Construction to Begin
On Canada's Quietest Space

The National Institute for Nanotechnology building will be
home to research into the very, very, very small.

Small Stuff

With small equipment at their feet to symbolize the world of nanotechnology, U of A, National Research Council and government representatives break ground for NINT. From left, NRC President Dr. Arthur Caty; Alberta Minister of Innovation and Science Victor Doerksen; federal Health Minister Anne McLellan, representing Industry Minister Allan Rock, the minister responsible for the National Research Council; and U of A President Dr. Roderick Fraser.
-Photo courtesy of NRC

In one sense, it was a tiny and quiet affair, but with huge implications for Alberta and Canada. A ceremonial groundbreaking Oct. 4 at the University of Alberta in Edmonton marked the start of construction of one of the world's most technologically advanced research facilities, the permanent home of the National Research Council's new National Institute for Nanotechnology.

NINT's laboratory space will be the quietest in Canada. Nano-scale research demands "quiet" lab space. In science, "quiet space" is lab space with ultra-low vibration and minimal acoustical noise or electro-magnetic interference.
Nanotechnology is the application of science to developing new materials and processes by manipulating molecular and atomic particles. A nanometre is a billionth of a metre, which is about /80,000 of the diameter of a human hair, or 10 times the diameter of a hydrogen atom.

"The established reputation for excellence in nanotechnology and engineering at Alberta's universities and our demonstrated strengths in these areas made Alberta the logical choice for the National Institute for Nanotechnology," said Alberta Minister of Innovation and Science Victor Doerksen. "Alberta continues to build its world-class research and development environment through partnerships with other governments, universities, businesses and industries. The province's prosperity rests on a strong commitment to continue building our knowledge-based economy."

First announced two years ago (see The PEGG, November 2001), NINT is a partnership between the Government of Canada through the National Research Council, the Government of Alberta and the University of Alberta. It will enable NRC and the university to expand their collaborations in nanotechnology research, such as the synthesis of new materials and the integration of nanotechnology with other microtechnologies to make practical nano-scale systems.
The building will include specialized spaces for laboratories in chemical and biochemical synthesis and analysis of the material structure at the atomic scale, as well as a Class 1000 Clean Room for the production of nanostructured systems. NINT is purchasing the latest generation of scientific equipment, including electron and scanning probe microscopes, and chemical and material analysis instruments.
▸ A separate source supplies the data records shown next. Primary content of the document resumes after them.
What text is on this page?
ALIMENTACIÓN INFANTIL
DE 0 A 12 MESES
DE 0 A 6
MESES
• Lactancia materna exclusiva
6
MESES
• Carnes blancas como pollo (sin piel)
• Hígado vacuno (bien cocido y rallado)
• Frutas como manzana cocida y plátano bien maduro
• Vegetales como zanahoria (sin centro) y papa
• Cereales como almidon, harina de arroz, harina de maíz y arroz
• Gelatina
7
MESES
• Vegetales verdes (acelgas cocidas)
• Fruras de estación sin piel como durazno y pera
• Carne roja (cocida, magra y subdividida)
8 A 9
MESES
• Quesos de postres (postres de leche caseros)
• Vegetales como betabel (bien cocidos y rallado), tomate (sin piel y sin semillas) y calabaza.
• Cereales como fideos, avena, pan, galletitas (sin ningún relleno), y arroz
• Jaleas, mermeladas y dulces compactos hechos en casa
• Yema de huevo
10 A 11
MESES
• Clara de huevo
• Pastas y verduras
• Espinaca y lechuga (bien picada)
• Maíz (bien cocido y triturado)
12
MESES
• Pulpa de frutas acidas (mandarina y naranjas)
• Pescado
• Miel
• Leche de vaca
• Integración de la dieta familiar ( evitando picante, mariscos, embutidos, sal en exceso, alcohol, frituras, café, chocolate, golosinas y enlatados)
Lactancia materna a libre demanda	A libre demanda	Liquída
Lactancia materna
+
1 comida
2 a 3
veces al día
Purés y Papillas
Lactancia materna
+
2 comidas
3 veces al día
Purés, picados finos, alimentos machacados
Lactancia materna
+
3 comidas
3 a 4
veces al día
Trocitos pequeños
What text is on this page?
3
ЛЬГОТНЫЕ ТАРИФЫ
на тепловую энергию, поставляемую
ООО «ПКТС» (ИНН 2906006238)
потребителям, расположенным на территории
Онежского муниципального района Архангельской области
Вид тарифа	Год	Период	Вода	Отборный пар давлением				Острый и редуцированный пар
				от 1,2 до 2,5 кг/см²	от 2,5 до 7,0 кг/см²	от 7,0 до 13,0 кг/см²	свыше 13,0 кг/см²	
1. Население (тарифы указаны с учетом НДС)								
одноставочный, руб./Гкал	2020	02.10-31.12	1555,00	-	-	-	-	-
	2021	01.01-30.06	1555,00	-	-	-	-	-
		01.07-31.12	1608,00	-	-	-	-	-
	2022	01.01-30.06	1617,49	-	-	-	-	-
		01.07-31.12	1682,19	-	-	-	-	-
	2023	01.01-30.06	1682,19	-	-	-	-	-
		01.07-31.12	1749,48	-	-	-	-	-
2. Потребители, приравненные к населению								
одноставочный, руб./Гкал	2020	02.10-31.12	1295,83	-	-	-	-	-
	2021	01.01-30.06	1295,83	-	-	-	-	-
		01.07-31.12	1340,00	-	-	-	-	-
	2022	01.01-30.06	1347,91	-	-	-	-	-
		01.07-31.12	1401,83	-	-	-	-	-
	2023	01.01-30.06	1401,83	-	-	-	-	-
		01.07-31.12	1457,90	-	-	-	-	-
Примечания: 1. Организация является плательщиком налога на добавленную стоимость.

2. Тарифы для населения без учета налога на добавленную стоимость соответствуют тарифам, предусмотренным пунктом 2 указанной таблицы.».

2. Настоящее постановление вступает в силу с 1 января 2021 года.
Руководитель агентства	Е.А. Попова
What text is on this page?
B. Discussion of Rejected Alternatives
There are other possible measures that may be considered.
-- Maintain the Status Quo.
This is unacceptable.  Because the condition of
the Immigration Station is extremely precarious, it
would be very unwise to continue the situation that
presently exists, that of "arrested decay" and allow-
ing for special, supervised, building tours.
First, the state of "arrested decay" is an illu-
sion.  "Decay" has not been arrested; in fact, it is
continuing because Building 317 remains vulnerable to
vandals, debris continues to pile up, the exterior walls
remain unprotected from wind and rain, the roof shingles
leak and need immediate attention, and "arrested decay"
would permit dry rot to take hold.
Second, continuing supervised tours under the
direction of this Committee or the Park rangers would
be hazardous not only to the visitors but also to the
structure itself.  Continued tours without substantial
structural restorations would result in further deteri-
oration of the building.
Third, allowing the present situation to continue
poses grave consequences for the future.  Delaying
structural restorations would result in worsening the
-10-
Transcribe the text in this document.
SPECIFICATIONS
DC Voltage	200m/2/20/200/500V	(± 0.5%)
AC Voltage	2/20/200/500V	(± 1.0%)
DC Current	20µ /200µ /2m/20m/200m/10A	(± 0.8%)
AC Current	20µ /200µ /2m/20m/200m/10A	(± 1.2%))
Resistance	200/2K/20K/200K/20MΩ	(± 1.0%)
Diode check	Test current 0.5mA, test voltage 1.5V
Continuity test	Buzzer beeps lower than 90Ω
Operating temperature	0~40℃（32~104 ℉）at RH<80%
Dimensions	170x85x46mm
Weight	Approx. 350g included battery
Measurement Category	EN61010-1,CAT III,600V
The $40-million building cost is one third of the $120 million that will be spent on the institute during its first five years. The balance will go to equipment, staffing and operations. The National Research Council will contribute $60 million, and another $60 million will be a joint contribution from the Government of Alberta and the University of Alberta. The Government of Canada has committed an additional $12 million a year for operating costs, beginning in year six.

The NRC National Institute for Nanotechnology will occupy four floors of the six-storey, 20,000-square-metre building to be constructed on the University of Alberta campus. Floors five and six will house the Mechanical Engineering Department of the Faculty of Engineering, and will be dedicated to nanochemical and nanomechanical research activities. The institute will accommodate up to 120 NRC staff, as well as 45 guest workers from industry and universities. It will also provide training opportunities for 275 graduate and post-doctoral researchers.

This complex facility will be designed and built by Alberta companies. Its architects are from Cohos Evamy and the construction manager is PCL-Maxam. Design and construction will create 210 person years of work - including about 30 person years for design alone. The building will be complete in fall 2005.